Question on DNS Queries

[headbanger]

I am trying to direct all DNS queries to the provider of my choice and I want to use DOT from opnsense to go there.  I know the issues with DOH and that I can't completely block it, that is not my question.  My question is that when looking at the log I see entries going to 9.9.9.9:53 and 8.8.4.4:53 only on the wan interface with a description "let out everything from the firewall host itself (forece gw)".  From this I gather that opnsense is doing queries on its own, not coming from any interface and it chose to use these DNS providers.  Am I correct?  If not can someone explain what this means?  If I am correct then where are the settings to tell opnsense which DNS provider I want to use?

[viragomann]

From this I gather that opnsense is doing queries on its own, not coming from any interface and it chose to use these DNS providers.  Am I correct?

Maybe.

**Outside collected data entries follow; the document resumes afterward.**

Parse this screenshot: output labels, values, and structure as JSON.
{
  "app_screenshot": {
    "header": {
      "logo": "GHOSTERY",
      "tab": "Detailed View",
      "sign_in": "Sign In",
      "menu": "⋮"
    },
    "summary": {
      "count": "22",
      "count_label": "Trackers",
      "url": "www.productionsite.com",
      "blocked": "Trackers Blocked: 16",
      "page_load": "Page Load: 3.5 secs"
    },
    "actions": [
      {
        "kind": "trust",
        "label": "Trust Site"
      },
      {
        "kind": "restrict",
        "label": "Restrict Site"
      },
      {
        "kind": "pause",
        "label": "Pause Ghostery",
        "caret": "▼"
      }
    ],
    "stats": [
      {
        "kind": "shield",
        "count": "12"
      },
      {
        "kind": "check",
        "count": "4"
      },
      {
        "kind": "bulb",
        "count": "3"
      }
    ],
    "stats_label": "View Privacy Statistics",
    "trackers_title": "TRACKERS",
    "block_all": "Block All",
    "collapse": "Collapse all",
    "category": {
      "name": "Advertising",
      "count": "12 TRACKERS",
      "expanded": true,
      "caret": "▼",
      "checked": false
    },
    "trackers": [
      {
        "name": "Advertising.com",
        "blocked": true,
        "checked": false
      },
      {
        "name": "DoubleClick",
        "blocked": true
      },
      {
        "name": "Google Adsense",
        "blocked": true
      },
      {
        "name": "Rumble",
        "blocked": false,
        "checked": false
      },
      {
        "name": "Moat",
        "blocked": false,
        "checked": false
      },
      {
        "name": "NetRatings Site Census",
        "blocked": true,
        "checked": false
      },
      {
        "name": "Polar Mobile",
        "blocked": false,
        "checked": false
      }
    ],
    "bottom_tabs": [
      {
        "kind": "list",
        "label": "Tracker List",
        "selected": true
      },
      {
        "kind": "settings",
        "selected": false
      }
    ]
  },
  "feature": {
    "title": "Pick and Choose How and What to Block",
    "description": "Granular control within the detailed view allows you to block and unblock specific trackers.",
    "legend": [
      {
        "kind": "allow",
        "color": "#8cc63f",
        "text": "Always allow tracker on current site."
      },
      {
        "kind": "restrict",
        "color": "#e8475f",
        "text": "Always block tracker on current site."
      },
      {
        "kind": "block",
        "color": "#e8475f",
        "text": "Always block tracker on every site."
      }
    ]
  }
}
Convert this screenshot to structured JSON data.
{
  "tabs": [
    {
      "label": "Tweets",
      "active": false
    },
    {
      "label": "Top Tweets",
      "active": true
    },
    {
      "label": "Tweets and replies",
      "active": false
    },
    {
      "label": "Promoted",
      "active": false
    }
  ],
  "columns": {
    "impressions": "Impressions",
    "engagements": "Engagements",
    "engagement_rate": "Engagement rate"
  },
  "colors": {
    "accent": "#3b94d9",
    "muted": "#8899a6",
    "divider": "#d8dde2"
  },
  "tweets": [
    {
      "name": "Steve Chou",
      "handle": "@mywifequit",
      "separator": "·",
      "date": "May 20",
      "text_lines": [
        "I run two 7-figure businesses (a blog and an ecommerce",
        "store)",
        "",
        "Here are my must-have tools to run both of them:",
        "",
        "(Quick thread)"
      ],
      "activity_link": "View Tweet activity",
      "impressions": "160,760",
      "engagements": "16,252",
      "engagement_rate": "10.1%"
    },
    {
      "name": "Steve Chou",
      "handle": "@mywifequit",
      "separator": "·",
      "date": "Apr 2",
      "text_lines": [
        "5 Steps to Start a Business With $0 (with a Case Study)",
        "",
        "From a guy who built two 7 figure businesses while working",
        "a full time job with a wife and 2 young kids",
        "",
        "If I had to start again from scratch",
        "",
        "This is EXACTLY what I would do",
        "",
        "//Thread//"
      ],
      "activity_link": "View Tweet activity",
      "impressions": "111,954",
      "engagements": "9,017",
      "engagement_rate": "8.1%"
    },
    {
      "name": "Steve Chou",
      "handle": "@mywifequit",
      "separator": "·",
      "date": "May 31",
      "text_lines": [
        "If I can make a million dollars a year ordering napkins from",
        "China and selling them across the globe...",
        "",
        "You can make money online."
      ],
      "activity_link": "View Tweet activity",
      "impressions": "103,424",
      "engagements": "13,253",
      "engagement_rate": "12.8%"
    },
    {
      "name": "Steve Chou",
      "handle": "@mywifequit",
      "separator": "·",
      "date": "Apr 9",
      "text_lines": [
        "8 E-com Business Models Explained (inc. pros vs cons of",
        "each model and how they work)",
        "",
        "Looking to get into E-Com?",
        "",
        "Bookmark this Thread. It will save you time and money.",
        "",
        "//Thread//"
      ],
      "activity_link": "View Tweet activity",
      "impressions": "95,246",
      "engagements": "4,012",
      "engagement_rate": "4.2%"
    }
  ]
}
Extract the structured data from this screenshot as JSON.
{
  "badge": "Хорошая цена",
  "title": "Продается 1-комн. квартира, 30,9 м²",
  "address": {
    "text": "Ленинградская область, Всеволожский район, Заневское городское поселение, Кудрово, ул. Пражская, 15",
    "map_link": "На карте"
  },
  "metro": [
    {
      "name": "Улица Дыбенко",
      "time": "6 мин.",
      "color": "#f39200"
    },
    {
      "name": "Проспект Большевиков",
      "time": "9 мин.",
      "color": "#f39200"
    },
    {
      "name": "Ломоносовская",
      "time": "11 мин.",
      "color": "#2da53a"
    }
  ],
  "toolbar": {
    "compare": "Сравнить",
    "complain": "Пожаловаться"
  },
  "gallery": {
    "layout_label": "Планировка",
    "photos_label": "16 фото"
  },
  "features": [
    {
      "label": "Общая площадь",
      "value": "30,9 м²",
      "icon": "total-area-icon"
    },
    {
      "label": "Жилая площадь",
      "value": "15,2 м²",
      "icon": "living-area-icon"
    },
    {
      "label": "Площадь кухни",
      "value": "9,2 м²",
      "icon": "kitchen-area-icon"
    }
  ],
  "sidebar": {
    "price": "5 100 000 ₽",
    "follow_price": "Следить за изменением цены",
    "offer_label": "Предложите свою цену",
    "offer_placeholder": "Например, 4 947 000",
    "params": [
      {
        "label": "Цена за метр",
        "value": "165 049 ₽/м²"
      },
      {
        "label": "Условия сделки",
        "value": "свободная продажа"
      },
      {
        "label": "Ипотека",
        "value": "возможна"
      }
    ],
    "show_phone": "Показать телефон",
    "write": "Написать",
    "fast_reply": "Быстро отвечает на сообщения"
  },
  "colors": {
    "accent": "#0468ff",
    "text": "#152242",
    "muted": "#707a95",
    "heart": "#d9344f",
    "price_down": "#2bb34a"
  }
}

The requests can also come from inside, but you haven't enable logging.

It it's from OPNsense check System: Settings: General.
Have you stated this servers here?
Or is "Allow DNS server list to be overridden by DHCP/PPP on WAN" checked. If so, the can be set by the ISP.

[headbanger]

Thanks for your help.  The entries were coming from my iot interface.  Apparently some iot devices use these DNS servers.  I put in a NAT port forward rule to redirect all port 53 requests to local host.  That then routes them through the DOT server I selected.  I now see the port 853 requets logging on wan.

To answer your two questions, there are no DNS servers in system->settings->general but I did have "Allow DNS server list to be overridden by DHCP/PPP on WAN" checked.  I unchecked it.

Thanks again for your help, this is a great forum and opnsense is a great product.